Could Hilda be the next comeback name? This post from British Baby Names garnered lots of positive response on the Facebook page. Not universal, of course. But lots. And that’s the way it starts.
And I think Zaia might be a modern invention that catches on. Dancers Allison Holker and Stephen “tWitch” Boss named their new daughter Zaia. A handful of possible origins and meanings attach to the name, but it strikes me as Maya-with-a-Z. And we really do love a fresh Z name, right?
This 2012 list is all about naming fictional characters, but the advice resonates for real-world people, too. At least the parts about how alliteration makes names memorable. And variation helps distinguish names – a good point when thinking about siblings. Oh, and I like the part about checking meanings and origins, too, even though that doesn’t have to be a dealbreaker.
I really hope this couple sticks with their favorite name. Because cousins can certainly be named Charlotte and Caroline. Right? Or am I missing something?
Sancta Nomina explores babies named for battles. I’ve heard of it in passing, but I didn’t realize just how widespread a phenomenon it, at least – it appears – during the first World War. Do you know anyone named for a battle? Was it to honor a loved one?
Mandie L says
I haven’t named any of my kids after the season they were born in, but we did take long time favorite “Ebenezer” off the list for one son specifically because he was a December baby.
My sister, on the other hand, named her December baby Crosby after the “White Christmas” singer.
LOVE Crosby – and even more as a Christmas name!
I’ve heard your perspective, too – parents who might’ve named a baby Summer, except it seemed a little too obvious for a daughter born in July …
It’s a tough balance!
Our son was supposed to be born right before Christmas, so we were planning to give him the middle name Gabriel for the Angel Gabriel.
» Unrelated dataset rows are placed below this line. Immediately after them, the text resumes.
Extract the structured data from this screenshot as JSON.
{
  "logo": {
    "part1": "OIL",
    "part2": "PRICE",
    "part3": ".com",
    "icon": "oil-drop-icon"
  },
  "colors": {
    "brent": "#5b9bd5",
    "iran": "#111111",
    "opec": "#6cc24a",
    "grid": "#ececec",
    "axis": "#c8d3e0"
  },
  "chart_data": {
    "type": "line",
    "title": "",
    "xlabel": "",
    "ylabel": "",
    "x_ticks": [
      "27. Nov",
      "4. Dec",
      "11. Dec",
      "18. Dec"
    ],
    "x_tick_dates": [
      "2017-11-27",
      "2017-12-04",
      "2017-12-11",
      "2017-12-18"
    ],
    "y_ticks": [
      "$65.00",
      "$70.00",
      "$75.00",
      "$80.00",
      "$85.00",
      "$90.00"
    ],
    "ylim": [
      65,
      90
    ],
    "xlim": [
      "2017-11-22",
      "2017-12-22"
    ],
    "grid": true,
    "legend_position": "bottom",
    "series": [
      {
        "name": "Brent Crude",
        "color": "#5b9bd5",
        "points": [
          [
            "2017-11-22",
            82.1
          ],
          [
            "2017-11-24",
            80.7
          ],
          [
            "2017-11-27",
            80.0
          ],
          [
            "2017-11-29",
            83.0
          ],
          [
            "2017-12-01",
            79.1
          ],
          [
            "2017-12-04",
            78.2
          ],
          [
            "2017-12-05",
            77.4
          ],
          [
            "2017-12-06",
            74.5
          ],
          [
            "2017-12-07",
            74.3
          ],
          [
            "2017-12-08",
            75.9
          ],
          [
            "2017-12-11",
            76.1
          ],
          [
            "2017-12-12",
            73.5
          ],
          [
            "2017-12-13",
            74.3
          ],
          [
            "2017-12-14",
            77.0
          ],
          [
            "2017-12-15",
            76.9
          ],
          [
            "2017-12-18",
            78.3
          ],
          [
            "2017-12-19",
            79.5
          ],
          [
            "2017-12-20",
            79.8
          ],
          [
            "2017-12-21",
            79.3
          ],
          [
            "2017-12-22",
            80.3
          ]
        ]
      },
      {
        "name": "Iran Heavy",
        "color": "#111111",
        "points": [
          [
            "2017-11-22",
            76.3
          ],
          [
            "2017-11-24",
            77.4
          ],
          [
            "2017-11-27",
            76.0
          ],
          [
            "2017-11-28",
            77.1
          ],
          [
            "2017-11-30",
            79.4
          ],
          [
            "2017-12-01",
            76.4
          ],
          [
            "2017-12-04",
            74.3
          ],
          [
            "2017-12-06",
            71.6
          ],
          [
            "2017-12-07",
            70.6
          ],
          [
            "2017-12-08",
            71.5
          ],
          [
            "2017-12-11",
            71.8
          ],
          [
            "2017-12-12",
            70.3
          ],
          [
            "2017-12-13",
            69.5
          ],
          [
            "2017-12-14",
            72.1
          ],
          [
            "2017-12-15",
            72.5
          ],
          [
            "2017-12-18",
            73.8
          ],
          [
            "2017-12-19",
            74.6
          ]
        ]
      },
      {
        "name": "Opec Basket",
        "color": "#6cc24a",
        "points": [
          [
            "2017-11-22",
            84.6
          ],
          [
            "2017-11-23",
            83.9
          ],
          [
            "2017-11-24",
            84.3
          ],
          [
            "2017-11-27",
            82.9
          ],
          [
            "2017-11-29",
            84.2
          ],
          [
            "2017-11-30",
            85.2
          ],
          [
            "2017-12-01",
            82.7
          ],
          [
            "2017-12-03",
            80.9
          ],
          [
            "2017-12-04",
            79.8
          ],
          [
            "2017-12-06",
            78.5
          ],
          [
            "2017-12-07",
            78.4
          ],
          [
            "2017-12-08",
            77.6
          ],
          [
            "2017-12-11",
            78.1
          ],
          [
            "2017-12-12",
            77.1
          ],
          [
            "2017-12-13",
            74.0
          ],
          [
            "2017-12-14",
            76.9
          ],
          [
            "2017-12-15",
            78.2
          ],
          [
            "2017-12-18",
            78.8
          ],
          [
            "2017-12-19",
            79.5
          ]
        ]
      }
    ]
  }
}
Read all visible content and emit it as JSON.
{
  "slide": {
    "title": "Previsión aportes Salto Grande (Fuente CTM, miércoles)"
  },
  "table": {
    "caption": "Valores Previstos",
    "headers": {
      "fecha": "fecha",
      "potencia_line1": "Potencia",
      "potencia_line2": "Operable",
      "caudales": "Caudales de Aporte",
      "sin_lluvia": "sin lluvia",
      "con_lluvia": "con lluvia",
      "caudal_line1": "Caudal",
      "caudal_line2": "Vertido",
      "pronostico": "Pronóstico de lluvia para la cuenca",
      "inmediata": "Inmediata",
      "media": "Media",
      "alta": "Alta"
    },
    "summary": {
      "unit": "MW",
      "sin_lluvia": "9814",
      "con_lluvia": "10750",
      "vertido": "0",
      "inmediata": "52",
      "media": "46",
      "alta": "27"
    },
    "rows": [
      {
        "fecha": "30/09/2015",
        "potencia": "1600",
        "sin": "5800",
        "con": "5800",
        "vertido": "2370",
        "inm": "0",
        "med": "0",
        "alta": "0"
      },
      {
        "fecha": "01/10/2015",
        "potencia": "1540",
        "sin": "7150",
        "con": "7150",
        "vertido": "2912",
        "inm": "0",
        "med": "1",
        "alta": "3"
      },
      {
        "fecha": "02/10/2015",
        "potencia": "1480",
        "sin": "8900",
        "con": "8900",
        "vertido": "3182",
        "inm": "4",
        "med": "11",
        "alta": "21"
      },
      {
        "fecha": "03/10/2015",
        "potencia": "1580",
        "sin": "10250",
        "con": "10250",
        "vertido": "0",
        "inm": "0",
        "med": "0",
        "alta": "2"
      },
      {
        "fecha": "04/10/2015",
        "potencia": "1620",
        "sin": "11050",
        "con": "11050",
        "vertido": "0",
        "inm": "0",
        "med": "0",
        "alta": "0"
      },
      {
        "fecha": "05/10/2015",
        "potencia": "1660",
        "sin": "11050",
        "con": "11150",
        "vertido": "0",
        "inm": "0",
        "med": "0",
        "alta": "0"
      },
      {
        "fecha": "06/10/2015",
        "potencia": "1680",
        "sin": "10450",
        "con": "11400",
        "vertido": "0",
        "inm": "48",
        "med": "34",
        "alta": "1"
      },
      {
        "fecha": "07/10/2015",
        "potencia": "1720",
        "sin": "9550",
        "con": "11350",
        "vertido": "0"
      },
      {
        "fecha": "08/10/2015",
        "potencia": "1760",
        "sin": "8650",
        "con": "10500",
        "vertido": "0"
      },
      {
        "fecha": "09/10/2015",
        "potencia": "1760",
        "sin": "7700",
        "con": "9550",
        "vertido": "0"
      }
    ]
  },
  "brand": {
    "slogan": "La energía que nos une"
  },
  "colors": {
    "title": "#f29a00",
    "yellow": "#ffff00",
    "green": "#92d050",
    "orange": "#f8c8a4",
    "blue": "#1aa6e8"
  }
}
But after he stayed in way past his due date, we ditched the Christmas connection and gave him the middle name Frederick instead.
My daughter is Mae. She was due at the end of April, but was late, so her birthday is in early May—but we would have named her Mae either way. We weren’t that concerned about the season or the month. We just loved the name. When people find out her birthday, sometimes they ask if we were thinking of naming her April, but it doesn’t come up very often.
My son is named @ugust and was born in July. His name is an honor name and the only name we discussed. But as July ticked by and it looked like he would maybe not come before @ugust rolled around I worried about the choice. One nurse at the hospital said “@ugust? But he wasn’t born in @ugust!” That’s the only comment I’ve gotten associating his name with the time of year he was born. Either people don’t make the association or don’t say anything. Perhaps if he’d been born in December we’d get more comments? I honestly don’t know.